Download or read book Derivatives Analytics with Python written by Yves Hilpisch and published by John Wiley & Sons. This book was released on 2015-06-15 with total page 376 pages. Available in PDF, EPUB and Kindle. Book excerpt: Supercharge options analytics and hedging using the power ofPython Derivatives Analytics with Python shows you how toimplement market-consistent valuation and hedging approaches usingadvanced financial models, efficient numerical techniques, and thepowerful capabilities of the Python programming language. Thisunique guide offers detailed explanations of all theory, methods,and processes, giving you the background and tools necessary tovalue stock index options from a sound foundation.
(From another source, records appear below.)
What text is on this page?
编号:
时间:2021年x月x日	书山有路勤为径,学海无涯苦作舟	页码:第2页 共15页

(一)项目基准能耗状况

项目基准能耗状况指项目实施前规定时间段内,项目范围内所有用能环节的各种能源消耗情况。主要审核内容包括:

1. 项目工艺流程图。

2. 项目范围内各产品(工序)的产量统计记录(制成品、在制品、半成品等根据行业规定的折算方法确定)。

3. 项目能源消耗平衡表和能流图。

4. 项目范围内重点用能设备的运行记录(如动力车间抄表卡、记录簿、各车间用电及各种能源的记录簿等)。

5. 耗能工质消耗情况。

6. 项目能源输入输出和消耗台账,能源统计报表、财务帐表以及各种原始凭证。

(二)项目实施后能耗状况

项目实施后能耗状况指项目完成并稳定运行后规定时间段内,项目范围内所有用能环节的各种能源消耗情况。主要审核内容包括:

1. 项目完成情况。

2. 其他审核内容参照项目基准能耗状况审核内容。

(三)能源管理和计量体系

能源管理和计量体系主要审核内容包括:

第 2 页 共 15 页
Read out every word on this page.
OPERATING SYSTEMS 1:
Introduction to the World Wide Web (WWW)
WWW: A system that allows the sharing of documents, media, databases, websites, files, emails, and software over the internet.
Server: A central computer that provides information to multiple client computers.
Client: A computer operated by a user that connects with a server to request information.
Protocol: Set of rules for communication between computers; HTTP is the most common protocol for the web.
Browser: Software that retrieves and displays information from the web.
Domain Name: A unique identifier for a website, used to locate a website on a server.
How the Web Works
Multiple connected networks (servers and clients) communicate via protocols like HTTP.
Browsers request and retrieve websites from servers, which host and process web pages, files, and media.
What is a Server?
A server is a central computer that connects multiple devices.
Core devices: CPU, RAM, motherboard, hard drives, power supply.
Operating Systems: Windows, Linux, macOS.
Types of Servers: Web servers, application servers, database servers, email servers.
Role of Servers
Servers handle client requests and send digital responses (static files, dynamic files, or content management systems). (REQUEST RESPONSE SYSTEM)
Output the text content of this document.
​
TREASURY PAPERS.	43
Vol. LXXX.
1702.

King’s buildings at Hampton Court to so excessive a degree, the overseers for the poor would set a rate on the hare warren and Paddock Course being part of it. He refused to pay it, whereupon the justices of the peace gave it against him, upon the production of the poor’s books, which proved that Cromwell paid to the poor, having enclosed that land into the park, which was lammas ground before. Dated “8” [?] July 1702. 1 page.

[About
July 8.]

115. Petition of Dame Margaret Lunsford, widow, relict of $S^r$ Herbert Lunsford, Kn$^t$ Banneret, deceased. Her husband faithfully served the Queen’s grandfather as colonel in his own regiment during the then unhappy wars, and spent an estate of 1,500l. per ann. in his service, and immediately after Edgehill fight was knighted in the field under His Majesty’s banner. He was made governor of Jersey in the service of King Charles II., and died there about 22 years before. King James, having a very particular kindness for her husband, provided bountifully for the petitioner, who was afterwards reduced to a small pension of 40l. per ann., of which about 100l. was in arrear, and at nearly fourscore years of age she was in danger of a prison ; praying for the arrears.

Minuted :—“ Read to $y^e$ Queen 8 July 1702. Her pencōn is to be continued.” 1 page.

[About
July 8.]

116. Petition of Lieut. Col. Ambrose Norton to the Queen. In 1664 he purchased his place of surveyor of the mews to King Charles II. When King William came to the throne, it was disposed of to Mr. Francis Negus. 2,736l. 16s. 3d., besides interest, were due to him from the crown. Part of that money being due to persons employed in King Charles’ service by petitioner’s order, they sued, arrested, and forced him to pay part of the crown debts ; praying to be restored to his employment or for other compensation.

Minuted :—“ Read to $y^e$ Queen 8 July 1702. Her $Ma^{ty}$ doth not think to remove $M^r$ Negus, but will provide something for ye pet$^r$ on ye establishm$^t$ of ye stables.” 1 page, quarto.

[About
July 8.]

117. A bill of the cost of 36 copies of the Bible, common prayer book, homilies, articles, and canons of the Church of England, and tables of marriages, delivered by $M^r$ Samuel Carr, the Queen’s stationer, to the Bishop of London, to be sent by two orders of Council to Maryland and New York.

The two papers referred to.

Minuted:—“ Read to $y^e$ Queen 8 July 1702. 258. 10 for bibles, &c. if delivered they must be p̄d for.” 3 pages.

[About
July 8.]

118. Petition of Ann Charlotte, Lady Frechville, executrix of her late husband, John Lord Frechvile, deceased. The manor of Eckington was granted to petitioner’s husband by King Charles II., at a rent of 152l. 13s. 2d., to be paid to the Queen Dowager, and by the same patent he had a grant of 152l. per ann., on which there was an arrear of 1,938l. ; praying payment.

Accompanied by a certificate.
You'll find anduse self-contained Python scripts and modules and learn how toapply Python to advanced data and derivatives analytics as youbenefit from the 5,000+ lines of code that are provided to help youreproduce the results and graphics presented. Coverage includesmarket data analysis, risk-neutral valuation, Monte Carlosimulation, model calibration, valuation, and dynamic hedging, withmodels that exhibit stochastic volatility, jump components,stochastic short rates, and more. The companion website featuresall code and IPython Notebooks for immediate execution andautomation. Python is gaining ground in the derivatives analytics space,allowing institutions to quickly and efficiently deliver portfolio,trading, and risk management results. This book is the financeprofessional's guide to exploiting Python's capabilities forefficient and performing derivatives analytics. Reproduce major stylized facts of equity and options marketsyourself Apply Fourier transform techniques and advanced Monte Carlopricing Calibrate advanced option pricing models to market data Integrate advanced models and numeric methods to dynamicallyhedge options Recent developments in the Python ecosystem enable analysts toimplement analytics tasks as performing as with C or C++, but usingonly about one-tenth of the code or even less. DerivativesAnalytics with Python — Data Analysis, Models, Simulation,Calibration and Hedging shows you what you need to know tosupercharge your derivatives and risk analytics efforts.

Book Monte Carlo

    Book Details:
  • Author : George Fishman
  • Publisher : Springer Science & Business Media
  • Release : 2013-03-09
  • ISBN : 1475725531
  • Pages : 721 pages

Download or read book Monte Carlo written by George Fishman and published by Springer Science & Business Media. This book was released on 2013-03-09 with total page 721 pages. Available in PDF, EPUB and Kindle. Book excerpt: Apart from a thorough exploration of all the important concepts, this volume includes over 75 algorithms, ready for putting into practice. The book also contains numerous hands-on implementations of selected algorithms to demonstrate applications in realistic settings. Readers are assumed to have a sound understanding of calculus, introductory matrix analysis, and intermediate statistics, but otherwise the book is self-contained. Suitable for graduates and undergraduates in mathematics and engineering, in particular operations research, statistics, and computer science.